BEVOLKINGSENQUÊTE
Houding en gedrag van Belgische patiënten ten aanzien van OTC-geneesmiddelen
Sociaaleconomische voordelen van zelfmedicatie
INLEIDING & DOELSTELLINGEN:
- Het eerste doel van deze enquête is een grondiger inzicht te verwerven in de consumentenmarkt door te peilen naar de houding en het gedrag, de struikelblokken en beweegredenen van de Belgische bevolking ten aanzien van voorschriftplichtige en OTC-geneesmiddelen, maar ook ten aanzien van de actoren die een rol spelen in de verstrekking van informatie, de keuze en aflevering van geneesmiddelen.
- Een tweede doelstelling bestaat erin de fundamenten te leggen voor een proactieve reflectietool voor de sector van de humane geneesmiddelen in België, zowel voorschriftplichtige als vrij verkrijgbare (OTC of Over-The-Counter) geneesmiddelen. OTC-geneesmiddelen maken een belangrijk deel uit van het therapeutische arsenaal.
Het is dus interessant om de houding en mening van de bevolking te kennen m.b.t. OTC-geneesmiddelen en hun eventuele uitbreiding. Deze uitbreiding is inderdaad een mogelijke piste voor een vlottere toegang tot welgekende geneesmiddelen, waarbij de kosten voor de ziekteverzekering kunnen worden teruggeschroefd. Dit biedt meteen ook nieuwe mogelijkheden voor de terugbetaling van nieuwe geneesmiddelen of nieuwe therapieën.

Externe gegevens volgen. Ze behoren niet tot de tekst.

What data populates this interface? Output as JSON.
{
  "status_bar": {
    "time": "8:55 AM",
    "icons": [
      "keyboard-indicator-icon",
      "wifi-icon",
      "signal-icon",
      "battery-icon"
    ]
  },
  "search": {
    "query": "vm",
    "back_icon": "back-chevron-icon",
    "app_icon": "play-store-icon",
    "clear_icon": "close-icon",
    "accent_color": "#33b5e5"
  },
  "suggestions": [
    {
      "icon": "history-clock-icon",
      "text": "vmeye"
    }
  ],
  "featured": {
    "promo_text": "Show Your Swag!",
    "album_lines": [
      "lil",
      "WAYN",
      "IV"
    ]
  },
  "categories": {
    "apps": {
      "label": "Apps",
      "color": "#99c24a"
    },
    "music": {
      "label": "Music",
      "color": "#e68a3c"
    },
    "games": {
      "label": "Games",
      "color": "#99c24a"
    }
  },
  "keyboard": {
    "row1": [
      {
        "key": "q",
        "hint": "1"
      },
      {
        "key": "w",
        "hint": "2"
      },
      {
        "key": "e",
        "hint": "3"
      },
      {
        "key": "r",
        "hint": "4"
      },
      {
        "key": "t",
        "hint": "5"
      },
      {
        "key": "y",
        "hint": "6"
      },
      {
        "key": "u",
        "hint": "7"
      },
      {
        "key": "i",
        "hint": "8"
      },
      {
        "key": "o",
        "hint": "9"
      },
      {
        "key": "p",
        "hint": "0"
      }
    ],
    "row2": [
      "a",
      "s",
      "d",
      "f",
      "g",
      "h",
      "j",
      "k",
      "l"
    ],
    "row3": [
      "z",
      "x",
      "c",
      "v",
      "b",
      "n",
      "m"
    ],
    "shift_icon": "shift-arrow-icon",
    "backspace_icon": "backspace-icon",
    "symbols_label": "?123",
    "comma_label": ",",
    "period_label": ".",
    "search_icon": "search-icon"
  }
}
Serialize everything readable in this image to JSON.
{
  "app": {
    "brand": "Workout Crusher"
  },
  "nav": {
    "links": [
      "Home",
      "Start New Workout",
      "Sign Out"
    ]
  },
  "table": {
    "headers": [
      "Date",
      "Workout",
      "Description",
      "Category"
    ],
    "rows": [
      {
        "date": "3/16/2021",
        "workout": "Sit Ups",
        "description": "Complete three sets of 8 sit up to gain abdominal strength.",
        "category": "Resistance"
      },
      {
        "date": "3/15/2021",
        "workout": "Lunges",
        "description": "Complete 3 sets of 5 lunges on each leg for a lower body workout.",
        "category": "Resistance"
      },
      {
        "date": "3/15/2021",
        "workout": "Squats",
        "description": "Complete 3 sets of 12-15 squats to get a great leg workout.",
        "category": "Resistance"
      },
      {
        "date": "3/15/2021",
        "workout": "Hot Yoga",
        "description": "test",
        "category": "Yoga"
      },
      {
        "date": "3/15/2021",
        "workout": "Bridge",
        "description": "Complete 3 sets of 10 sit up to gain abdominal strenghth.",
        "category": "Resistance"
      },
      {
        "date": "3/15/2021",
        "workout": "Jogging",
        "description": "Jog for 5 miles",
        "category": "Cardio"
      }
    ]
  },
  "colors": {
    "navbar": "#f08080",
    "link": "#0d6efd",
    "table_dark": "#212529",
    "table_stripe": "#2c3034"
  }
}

- De markt is vandaag als volgt opgebouwd: de markt van de voorschriftplichtige geneesmiddelen is goed voor 61% van het totaalvolume (waarvan 47 % terugbetaalbaar is) en 85% in waarde (74 % terugbetaalbaar); de OTC-markt neemt dan 38% van het totaalvolume voor zijn rekening – 15 % in waarde.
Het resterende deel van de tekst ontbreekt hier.